There are limited studies on the association of endotoxin, a potent mediator of gut-derived inflammation
and telomere length (TL). We investigated (1) the influence of adiposity on endotoxin and TL amongst
Saudi adults according to type 2 diabetes mellitus (T2DM) status and (2) the influence vitamin D may
have on TL attrition. Anthropometric data and fasting blood samples were taken from 775 Saudi adults
visiting different primary care centers in Riyadh [387 T2DM and 388 non-T2DM]. TL, derived from
peripheral blood mononuclear cells, was analyzed by Quantitative real-time polymerase chain reaction
and circulating endotoxin levels by Limulus Amebocyte Lysate assay. Subjects were stratified based on
obesity and T2DM status. A significant lower TL was observed in the non-obese T2DM group as compared
with their non-obese, non-T2DM counterparts (p = 0.002). Significant inverse associations between TL,
endotoxin and endotoxin activity were observed in the cohort with obesity. Regression analysis showed
that endotoxin was a significant predictor for TL in all subjects and even after stratification according to
subgroups; with variances perceived in circulating TL stronger among non-T2DM obese (10%; p = 0.003)

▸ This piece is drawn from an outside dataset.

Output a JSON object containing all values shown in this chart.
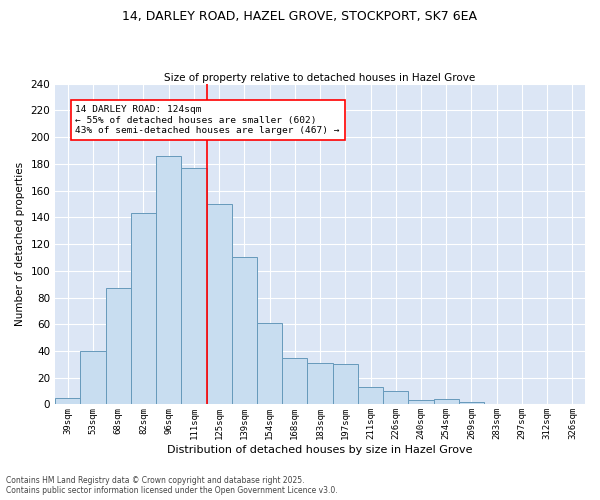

than non-T2DM non-obese (12%; p = 0.007). Also, in the non-T2DM group, TL and HDL-cholesterol predicted
29% of the variances perceived in 25(OH)D (p < 0.001). Taken together these findings show that
circulating endotoxin and 25(OH)D are associated with premature biological ageing influenced by adiposity
and metabolic state; suggesting future intervention studies to manipulate gut microbiome and
or vitamin D levels may offer ways to mitigate premature TL attrition.